Echoing this, leaders like Sachin Pilot, SaptagiriUlaka, and Charanjit Singh Channi demanded transparency and urgency. “We’ve seen too many broken promises,” said Ulaka. “We won’t let the caste census suffer the same fate as the Women’s Bill or the ‘2 crore jobs’ pledge.”

The Congress has also renewed its call for implementing Article 15(5), which enables reservations for OBCs, Dalits, and Adivasis in private educational institutions – a provision that remains largely unrealised.

A Nation Ready for Reckoning

India is no stranger to large-scale data collection. With decades of experience conducting complex censuses, it is more than capable of enumerating caste. What remains in doubt is the political will to follow through.

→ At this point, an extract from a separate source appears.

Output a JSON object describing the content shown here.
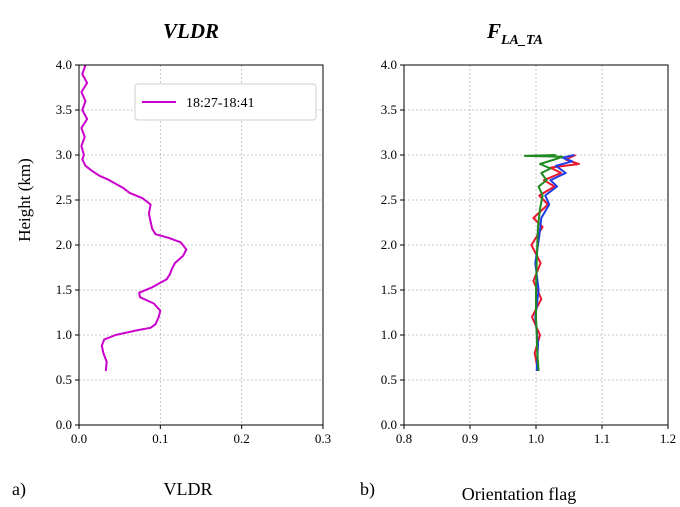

The resulting data could reshape national conversations on justice, equity, and power. Used wisely, it could bring India closer to its constitutional promise of equality. Mishandled or delayed, it risks becoming another missed opportunity.

Nearly a century after the last caste census, caste remains at the heart of Indian politics – enduring, unresolved, and too often denied by those in power. The resistance to caste enumeration exposes the discomfort of those who benefit from its invisibility.

As India prepares for this historic exercise, the caste census is no longer just about numbers. It is about recognition – of lives, of histories, and of structural inequalities that continue to shape the republic.